Initially, we both lived with my mother-in-law for a number of months. One day my mother-in-law’s sister, and aunt to my husband, called on the phone. I picked up the receiver and fearfully answered in the universal language, “Hello?”

“Where’s Mother?” my aunt asked.

I felt flushed, and answered as best I could. “She’s coming.”

After a few minutes’ wait, my aunt asked again, “Where is Mother?”

I replied, “She’s coming to work.” There. I’d said my first sentence.

My aunt broke out in laughter on the other end of the receiver. “You mean she ‘went’ to work?”

That was the extent of my English between coming and going. Within a few months I was able to speak with a better ease of the language. Having learned the French language while growing up also made it easier for me to learn English.

But I digress. To return to my struggle with learning English, I began as a shy schoolgirl, reading French books to my heart’s content. That is, until my teacher at school complained that my homework lagged behind. My usual quota of ten books per week from the school library fell to two books. I was heartbroken. My parents by then had hired a tutor to help me with various subjects, which kept me busy.

But now that books were curtailed and kept away from me, I borrowed my older brother’s books. This borrowing created a huge tug-of-war between two sibling rivals. He didn’t like me touching his books and I coveted them. I read, in French, whatever my brother had in his small library: mysteries, a violent series of thirty-six novels called “Fantomas,” and of course, Sherlock Holmes. I was so indoctrinated that I answered questions with the French equivalent of the ubiquitous “The game’s afoot, my dear Dr. Watson.” That’s how my brother found out I had peeked at his books.

I began writing on and off in 1982. By then we had a small family, work schedules, and a mortgage. Writing was relegated to the back burner. Then in 1983 I sat down and wrote my first novel. To this day, it’s still in a drawer somewhere in the house. The book was titled The Trans-Siberian Express, and told the story of a Russian scientist that disappears somewhere in Siberia and the hero is ordered to go find him. Easy, right? Wrong. I didn’t know the first thing about writing a spy novel, and the poor editing by moi left much to be desired.

My second novel, Hello Exile, wasn’t completed until 1987, and that also took place in Siberia.

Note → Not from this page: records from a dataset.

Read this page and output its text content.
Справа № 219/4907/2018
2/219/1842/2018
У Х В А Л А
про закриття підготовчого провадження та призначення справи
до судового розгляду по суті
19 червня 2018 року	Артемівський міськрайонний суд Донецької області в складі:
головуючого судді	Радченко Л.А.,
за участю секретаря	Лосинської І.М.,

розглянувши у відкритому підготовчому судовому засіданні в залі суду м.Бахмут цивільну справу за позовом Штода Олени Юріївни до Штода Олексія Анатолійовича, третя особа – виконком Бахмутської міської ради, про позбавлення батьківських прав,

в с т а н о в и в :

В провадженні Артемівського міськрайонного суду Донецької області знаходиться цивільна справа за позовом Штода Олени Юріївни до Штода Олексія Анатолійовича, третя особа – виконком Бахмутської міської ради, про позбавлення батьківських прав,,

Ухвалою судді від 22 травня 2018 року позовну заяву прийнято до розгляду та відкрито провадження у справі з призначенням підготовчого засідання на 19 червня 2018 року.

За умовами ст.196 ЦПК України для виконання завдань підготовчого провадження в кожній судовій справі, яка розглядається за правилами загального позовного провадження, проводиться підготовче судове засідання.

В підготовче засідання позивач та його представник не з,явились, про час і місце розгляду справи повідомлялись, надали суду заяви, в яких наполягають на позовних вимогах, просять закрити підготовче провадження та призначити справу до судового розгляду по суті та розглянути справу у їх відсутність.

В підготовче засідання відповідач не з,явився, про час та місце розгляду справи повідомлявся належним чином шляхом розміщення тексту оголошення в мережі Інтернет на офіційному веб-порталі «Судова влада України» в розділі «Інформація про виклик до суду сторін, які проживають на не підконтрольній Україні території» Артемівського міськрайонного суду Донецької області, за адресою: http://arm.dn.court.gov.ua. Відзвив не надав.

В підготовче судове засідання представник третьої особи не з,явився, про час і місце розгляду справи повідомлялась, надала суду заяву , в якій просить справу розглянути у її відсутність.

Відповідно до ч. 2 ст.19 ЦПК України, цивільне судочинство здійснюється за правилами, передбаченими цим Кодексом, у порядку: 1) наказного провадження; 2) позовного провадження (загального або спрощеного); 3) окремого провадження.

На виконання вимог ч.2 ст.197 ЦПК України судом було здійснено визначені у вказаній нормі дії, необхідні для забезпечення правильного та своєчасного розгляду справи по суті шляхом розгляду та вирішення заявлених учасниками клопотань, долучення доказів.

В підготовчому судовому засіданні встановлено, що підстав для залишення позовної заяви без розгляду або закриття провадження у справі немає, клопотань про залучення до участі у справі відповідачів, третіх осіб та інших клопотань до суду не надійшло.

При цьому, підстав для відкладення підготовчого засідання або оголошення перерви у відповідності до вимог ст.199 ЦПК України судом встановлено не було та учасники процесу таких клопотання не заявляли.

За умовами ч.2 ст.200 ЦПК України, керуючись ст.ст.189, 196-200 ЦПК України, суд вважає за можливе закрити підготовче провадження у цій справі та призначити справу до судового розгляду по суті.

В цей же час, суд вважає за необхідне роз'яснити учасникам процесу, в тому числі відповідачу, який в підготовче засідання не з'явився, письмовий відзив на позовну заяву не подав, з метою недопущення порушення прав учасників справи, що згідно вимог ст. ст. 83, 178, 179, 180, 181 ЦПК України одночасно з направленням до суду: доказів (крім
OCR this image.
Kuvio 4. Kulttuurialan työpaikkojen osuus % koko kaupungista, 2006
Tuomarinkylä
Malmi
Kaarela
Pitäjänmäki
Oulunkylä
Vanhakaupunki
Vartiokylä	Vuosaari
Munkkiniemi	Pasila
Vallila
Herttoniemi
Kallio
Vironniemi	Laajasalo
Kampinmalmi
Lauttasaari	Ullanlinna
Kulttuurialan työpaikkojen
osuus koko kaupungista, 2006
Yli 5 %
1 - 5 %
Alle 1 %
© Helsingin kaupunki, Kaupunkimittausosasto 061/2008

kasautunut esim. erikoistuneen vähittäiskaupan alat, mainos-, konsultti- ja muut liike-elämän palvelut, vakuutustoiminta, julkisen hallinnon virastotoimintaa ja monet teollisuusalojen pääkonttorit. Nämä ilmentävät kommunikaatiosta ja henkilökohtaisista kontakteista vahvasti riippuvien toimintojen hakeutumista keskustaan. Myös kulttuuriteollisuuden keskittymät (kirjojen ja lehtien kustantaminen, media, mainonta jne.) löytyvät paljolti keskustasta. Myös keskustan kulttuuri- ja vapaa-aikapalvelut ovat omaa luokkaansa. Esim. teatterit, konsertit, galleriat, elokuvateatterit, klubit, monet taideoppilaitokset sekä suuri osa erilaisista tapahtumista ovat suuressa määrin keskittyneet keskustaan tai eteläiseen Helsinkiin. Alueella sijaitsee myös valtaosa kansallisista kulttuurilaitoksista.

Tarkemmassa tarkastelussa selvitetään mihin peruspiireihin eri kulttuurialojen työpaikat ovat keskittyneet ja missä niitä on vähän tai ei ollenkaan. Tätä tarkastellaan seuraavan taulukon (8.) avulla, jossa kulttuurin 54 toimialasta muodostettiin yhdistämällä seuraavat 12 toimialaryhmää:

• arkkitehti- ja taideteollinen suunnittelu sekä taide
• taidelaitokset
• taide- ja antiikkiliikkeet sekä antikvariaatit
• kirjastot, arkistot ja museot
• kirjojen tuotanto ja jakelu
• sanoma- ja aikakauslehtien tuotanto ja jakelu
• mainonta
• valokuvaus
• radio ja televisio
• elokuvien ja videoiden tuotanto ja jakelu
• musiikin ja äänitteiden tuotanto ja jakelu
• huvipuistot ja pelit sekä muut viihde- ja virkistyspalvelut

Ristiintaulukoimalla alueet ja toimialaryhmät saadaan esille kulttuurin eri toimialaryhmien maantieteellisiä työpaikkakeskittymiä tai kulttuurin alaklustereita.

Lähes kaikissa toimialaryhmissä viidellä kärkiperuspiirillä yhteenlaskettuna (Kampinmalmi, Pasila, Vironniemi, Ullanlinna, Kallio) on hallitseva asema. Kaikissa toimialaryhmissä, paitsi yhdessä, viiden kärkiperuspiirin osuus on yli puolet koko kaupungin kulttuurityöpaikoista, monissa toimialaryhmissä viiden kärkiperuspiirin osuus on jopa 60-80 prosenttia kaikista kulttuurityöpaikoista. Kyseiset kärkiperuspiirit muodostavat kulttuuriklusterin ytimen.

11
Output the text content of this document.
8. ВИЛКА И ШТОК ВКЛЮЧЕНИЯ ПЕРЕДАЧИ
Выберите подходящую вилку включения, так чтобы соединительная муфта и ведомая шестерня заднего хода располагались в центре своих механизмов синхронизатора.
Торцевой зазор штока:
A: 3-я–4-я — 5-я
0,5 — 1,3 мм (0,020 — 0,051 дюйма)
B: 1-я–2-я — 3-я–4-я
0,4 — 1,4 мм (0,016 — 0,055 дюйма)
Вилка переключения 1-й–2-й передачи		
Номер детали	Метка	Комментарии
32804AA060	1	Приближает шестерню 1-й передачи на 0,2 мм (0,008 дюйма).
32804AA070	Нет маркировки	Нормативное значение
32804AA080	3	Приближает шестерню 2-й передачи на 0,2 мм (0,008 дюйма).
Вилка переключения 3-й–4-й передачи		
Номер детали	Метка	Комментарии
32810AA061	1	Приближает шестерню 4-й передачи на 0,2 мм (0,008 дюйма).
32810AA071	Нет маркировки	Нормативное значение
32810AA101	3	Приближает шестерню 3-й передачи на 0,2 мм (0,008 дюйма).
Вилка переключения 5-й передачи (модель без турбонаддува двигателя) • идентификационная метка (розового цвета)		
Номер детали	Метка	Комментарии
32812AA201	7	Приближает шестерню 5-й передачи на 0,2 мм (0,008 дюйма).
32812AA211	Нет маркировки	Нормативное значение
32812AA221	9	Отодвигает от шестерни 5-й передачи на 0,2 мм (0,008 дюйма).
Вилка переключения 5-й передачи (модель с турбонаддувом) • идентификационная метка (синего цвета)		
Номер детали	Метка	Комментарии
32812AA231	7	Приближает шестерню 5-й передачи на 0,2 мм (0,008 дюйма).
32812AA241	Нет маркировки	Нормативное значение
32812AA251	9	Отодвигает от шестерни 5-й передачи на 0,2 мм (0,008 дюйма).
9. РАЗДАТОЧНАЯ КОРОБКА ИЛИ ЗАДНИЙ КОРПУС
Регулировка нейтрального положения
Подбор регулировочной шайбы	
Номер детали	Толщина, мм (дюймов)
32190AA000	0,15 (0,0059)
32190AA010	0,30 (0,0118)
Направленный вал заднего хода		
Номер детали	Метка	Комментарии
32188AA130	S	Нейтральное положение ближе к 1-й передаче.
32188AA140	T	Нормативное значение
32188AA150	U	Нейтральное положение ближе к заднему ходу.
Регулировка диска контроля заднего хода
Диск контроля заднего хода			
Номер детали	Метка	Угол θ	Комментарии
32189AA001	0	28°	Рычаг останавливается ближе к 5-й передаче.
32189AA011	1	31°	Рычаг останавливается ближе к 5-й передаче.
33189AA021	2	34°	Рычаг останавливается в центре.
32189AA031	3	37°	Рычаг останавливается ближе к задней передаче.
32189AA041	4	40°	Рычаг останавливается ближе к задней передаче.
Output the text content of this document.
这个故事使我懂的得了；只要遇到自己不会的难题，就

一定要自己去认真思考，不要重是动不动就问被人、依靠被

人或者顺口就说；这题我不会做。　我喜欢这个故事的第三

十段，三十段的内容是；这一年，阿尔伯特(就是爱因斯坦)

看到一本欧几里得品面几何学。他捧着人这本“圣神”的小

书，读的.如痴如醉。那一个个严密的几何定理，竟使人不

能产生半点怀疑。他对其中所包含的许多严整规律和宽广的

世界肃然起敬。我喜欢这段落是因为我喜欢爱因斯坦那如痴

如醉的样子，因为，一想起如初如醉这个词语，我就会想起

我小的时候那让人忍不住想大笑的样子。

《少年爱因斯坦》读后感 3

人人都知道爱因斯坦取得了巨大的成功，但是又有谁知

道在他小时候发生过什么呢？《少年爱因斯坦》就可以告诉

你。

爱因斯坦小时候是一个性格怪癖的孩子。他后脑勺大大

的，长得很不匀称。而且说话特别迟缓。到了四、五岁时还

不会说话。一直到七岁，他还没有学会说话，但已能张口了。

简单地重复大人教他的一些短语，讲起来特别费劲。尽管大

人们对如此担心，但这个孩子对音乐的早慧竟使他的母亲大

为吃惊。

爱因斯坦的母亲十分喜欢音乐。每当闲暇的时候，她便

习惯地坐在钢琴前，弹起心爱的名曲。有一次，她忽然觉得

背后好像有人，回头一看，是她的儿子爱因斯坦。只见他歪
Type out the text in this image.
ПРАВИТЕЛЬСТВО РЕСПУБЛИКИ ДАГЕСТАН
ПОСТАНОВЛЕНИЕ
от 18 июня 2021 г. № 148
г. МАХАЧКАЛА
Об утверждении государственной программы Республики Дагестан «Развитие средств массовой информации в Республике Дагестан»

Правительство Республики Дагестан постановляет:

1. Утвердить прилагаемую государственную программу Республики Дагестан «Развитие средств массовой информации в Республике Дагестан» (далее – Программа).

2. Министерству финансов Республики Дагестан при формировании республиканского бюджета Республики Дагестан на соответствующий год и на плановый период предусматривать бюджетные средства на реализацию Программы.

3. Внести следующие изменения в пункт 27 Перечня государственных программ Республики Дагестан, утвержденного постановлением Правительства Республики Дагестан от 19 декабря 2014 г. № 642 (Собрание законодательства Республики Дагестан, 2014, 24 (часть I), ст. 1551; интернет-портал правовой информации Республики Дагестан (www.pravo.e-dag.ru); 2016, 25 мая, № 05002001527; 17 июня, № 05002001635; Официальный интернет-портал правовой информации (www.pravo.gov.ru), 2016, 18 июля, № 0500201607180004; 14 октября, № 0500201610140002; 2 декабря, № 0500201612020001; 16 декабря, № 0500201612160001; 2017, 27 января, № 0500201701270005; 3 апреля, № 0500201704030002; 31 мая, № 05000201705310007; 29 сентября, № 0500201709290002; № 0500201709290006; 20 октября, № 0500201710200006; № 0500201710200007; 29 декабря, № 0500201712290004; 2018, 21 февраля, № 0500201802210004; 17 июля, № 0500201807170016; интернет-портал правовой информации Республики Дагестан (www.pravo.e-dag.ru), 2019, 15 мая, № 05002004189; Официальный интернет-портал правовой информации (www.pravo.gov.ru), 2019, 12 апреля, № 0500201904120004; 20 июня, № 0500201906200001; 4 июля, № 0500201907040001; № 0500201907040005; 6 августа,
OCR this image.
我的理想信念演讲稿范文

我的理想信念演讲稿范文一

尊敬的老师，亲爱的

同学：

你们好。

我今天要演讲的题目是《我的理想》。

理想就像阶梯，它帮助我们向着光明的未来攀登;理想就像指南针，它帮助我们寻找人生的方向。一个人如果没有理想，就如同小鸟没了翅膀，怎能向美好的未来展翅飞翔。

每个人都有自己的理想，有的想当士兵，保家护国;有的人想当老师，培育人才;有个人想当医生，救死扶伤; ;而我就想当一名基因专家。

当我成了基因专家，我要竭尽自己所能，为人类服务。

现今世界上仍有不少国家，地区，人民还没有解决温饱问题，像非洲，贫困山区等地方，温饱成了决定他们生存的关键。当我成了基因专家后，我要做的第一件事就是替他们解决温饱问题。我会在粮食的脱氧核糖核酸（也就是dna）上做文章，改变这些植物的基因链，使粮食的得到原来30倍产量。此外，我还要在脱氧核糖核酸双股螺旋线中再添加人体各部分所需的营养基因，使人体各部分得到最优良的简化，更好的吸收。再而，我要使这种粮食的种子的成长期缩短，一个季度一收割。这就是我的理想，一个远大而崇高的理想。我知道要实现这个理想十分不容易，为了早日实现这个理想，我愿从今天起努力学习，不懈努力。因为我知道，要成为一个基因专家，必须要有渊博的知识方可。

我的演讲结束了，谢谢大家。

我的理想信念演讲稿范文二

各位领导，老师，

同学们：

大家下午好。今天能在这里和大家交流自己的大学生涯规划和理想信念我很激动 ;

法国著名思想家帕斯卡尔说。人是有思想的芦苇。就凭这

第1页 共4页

That’s when I decided to “come out of the cold,” stay with the familiar, and write only what I knew about. By then life happened. I went back school, we moved, and writing became fourth place or nonexistent.

Then in 1998 I wrote my third book, and using the old adage “write what you know,” Living a Blissful Marriage made its breakthrough in 2001. I was then committed to my writing, and tried to write everyday a bit of this and a bit of that, but nothing concrete when I decided to “write what I don’t know.”

Flower from Castile broke the mold for me. I didn’t know much about history, let alone how to write a historical novel. The one book became a trilogy, and I was committed to finishing it even if it killed me. In the process of researching the characters and the events in history, I learned a great deal.

That’s when I realized that writing “what we know” is limiting and confines us to a narrow slice of life. By adventuring into an unknown world, it opened a door for me into different and unimagined realms.

Many times our fear that we’re not proficient enough in a language stops us from blooming in our writing career. The fear of making a complete fool of oneself is what holds us back. I have gained the knowledge of learning and writing by doing what I dreaded most—showing my vulnerable writing side.

Just think—if I could pursue a writing career with a language I didn’t know, or learned at a later stage in life, think of what you can do with the native speech you were given. So take the plunge, and may the force of the pen (keyboard) be with you!